Pillar Properties is an early adopter of Yardi’s Elevate-branded, AI-enabled intelligence services designed for C-suite and other operational execs. Norbury gives testament to the predictive analytic and benchmarking prowess of AI-enabled software.

“Having benchmark data now allows outliers or concerns to make themselves more readily apparent, so decision making and changes in strategy can be done quickly, with less damage to operational performance when righting a course,”

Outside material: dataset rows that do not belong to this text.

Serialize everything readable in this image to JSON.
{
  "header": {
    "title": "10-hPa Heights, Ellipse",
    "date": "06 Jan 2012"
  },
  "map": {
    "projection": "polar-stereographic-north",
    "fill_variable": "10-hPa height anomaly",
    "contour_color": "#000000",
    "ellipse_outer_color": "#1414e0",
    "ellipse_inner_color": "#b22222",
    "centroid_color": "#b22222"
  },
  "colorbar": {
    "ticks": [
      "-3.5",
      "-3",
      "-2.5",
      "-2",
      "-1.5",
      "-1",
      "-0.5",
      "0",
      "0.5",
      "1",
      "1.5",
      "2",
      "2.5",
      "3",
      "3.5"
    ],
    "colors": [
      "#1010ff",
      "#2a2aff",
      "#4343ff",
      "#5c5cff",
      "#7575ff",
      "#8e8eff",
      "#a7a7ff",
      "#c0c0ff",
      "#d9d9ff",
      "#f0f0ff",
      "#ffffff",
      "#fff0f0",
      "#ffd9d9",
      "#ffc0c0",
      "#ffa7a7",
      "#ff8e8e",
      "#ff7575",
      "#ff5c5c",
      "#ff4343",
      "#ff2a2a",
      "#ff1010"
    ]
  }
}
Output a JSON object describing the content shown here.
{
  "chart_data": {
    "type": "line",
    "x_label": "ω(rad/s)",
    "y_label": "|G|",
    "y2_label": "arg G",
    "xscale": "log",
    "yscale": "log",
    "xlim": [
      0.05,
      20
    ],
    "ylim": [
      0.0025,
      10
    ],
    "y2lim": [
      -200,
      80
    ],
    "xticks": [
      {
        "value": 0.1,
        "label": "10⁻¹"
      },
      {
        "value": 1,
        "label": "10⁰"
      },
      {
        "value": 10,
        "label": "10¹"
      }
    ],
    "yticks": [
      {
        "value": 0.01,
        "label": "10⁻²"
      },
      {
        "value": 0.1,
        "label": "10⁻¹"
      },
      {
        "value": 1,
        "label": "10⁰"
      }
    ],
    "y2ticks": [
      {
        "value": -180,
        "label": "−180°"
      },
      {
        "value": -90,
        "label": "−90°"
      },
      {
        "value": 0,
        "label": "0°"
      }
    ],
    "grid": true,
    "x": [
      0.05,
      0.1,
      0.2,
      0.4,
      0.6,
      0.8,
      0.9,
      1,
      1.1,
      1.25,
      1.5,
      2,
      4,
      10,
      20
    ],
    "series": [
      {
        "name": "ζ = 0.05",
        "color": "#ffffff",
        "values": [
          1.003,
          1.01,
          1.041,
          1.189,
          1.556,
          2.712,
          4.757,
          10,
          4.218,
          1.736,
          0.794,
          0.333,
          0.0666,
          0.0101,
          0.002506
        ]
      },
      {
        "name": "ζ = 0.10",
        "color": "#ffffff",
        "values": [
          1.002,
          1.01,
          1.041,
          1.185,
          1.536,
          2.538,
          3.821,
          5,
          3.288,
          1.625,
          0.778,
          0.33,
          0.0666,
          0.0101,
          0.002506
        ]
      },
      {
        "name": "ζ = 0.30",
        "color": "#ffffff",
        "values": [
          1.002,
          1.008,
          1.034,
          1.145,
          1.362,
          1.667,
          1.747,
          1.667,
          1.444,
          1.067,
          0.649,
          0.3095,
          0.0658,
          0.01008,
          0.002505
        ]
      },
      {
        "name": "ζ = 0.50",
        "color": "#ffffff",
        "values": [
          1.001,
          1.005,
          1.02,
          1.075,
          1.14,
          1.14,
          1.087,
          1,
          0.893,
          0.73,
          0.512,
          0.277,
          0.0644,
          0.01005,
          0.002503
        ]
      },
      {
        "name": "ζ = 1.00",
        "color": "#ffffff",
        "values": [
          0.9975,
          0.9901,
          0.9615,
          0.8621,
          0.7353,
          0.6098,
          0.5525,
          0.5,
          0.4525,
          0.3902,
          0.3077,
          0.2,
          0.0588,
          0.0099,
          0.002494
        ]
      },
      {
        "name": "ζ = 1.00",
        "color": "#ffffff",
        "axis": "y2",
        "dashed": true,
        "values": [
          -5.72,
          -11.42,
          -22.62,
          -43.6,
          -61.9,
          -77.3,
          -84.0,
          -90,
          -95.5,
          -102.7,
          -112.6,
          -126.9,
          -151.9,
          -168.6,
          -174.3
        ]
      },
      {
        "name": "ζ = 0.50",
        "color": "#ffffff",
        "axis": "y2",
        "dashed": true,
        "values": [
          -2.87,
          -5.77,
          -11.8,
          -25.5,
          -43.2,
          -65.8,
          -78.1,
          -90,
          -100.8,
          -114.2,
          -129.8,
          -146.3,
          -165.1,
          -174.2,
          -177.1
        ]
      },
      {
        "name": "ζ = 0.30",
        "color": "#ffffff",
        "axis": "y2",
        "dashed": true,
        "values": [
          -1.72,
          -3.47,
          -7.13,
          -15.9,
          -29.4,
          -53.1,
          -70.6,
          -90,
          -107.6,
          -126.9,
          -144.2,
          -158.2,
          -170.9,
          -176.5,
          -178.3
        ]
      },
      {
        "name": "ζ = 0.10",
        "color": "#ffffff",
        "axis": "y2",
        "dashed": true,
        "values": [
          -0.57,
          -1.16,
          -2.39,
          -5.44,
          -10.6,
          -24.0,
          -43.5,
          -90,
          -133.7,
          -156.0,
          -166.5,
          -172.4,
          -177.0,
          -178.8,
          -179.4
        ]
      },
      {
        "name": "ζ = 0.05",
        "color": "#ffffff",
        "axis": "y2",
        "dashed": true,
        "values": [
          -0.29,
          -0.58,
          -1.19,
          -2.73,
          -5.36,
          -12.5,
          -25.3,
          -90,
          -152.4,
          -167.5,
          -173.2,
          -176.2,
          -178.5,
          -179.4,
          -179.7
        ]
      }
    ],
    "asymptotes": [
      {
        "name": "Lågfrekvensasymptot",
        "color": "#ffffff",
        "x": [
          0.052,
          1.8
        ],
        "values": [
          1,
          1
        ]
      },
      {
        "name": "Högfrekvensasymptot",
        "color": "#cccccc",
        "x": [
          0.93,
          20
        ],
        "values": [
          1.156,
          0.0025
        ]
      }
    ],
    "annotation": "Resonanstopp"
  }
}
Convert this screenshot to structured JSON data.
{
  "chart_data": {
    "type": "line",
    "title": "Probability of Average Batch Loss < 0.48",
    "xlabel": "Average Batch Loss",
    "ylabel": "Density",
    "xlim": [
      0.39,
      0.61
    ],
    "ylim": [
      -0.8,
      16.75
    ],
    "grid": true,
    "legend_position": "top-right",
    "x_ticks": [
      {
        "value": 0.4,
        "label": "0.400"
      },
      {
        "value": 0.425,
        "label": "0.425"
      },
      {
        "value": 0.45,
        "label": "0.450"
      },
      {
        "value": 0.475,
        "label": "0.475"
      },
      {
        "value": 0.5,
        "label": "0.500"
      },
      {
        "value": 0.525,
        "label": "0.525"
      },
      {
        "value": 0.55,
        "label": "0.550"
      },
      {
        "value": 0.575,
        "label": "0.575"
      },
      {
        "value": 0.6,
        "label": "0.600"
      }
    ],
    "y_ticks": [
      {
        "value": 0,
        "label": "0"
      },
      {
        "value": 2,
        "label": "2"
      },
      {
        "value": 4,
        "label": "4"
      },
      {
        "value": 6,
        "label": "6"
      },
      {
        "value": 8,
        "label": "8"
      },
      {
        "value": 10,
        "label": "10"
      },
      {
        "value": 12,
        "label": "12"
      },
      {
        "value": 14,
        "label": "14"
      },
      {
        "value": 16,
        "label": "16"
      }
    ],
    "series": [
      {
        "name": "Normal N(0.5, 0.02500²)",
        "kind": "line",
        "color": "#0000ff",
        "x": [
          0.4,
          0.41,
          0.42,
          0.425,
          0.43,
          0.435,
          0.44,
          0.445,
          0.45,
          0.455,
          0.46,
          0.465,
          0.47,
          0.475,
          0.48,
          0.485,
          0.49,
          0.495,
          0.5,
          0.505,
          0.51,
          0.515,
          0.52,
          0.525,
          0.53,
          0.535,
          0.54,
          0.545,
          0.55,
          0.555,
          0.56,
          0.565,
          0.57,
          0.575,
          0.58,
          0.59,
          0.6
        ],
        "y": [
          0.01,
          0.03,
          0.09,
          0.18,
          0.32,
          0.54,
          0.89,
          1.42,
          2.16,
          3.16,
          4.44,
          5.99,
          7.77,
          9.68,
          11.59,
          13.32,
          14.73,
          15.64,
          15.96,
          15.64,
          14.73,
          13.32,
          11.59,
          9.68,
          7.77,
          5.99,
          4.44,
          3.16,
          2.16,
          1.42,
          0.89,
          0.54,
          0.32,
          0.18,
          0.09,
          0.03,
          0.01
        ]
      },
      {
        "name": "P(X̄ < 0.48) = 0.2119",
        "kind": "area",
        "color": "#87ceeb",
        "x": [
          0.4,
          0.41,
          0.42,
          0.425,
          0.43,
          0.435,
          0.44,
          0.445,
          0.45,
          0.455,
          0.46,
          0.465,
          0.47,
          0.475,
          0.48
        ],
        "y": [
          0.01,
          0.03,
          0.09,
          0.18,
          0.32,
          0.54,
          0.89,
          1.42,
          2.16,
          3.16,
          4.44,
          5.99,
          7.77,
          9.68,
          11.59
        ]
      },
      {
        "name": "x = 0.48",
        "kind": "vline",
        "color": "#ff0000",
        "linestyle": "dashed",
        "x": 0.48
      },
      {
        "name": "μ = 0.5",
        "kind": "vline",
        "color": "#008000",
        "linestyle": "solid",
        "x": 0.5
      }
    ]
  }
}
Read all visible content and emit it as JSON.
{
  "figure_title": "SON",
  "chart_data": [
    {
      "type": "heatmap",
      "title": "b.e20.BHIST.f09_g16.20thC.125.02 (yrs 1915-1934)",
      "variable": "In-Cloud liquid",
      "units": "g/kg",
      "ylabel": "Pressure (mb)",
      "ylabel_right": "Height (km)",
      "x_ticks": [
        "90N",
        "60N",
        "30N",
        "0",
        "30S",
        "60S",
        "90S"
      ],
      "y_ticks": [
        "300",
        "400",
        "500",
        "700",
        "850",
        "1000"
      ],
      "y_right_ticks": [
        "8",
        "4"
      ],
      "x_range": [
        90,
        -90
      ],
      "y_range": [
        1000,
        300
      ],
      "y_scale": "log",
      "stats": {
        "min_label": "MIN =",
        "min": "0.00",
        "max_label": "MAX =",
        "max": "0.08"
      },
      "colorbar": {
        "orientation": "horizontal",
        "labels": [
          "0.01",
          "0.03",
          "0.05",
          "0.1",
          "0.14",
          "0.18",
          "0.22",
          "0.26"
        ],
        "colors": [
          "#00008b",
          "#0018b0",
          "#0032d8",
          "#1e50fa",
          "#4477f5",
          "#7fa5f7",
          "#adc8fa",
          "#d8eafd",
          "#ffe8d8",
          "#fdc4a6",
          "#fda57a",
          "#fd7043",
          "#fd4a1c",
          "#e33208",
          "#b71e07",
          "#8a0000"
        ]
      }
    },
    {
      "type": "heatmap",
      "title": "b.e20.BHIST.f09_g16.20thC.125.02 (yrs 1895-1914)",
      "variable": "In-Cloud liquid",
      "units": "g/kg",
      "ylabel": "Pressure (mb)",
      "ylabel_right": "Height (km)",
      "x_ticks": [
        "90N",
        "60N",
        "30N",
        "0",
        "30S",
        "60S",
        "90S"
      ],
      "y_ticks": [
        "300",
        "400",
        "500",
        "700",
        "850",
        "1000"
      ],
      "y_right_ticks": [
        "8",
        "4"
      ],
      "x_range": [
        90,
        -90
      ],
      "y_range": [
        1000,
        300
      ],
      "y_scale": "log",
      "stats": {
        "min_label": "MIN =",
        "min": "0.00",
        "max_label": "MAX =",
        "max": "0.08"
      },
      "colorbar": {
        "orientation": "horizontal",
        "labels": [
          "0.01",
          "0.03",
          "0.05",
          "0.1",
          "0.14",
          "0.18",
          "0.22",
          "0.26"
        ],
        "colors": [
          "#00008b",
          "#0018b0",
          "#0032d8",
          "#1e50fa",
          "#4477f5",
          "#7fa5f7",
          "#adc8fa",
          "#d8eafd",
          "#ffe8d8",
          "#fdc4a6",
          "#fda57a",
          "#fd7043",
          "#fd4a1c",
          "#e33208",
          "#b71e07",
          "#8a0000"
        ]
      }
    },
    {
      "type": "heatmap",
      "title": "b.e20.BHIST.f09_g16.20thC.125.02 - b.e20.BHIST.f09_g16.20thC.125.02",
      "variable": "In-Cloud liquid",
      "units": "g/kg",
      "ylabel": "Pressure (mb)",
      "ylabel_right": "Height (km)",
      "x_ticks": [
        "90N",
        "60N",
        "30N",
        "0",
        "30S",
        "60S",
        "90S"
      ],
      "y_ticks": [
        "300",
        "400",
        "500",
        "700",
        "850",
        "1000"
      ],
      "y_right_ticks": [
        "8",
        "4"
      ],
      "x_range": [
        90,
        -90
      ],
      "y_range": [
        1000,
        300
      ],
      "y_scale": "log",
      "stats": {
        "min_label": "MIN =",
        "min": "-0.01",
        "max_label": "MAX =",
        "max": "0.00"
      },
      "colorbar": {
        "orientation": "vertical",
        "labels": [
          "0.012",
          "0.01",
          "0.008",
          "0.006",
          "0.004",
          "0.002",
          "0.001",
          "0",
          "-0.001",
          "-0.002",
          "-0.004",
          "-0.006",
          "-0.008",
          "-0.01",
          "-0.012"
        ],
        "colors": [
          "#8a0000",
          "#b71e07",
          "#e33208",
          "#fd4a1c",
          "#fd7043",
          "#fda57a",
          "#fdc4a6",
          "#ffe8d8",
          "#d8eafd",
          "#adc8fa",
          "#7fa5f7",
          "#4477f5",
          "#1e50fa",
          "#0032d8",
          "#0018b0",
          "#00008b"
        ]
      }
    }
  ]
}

“Also, it can highlight issues relating to specific areas of a business for more accurate adjustments, rather than applying a shotgun approach and perhaps missing the overall mark. We’ve found that by using benchmarking data, we can quickly assess if a troubled asset has issues with pricing, marketing, expense management or perhaps team members—whereas before it wasn’t always that evident. It has also made our onsite teams much more educated and independent to make successful decisions,” said Norbury.

Benchmarking data also helped Pillar Properties pinpoint the reasons for lagging performance in certain buildings. “For example, we found that one of our communities wasn’t reaching our rent growth goals and was having difficulty with occupancy as well, despite a strong competing sub-market that had high occupancy and rent growth. From the data, we found that historically this asset always outperformed its competitors in rents and rent growth and significantly slowed now that it was aging and there was new product online. We were no longer able to push rents, as we were already at the top of the submarket,” said Norbury.

After a sensitivity analysis extrapolated from the data showed that significantly dropping rents at the property would result in the occupancy level needed to meet or beat cash flow goals and still remain competitive, Pillar Properties changed focus from rent growth to occupancy and recalibrated its budgets.

“We’ve also been able to use benchmarking data to see when our competitors will have expirations and availability in certain floor plans and get ahead of strategizing our own vacancy and marketing plans—we never had tools like this before, and that’s extremely powerful.

“The multifamily and real estate industries are finally catching up with the rest of the world in successfully aggregating and digesting information in a valuable way that can improve efficiencies, operations and overall success. The more participation, the more refined the tools will become for everyone,” said Norbury.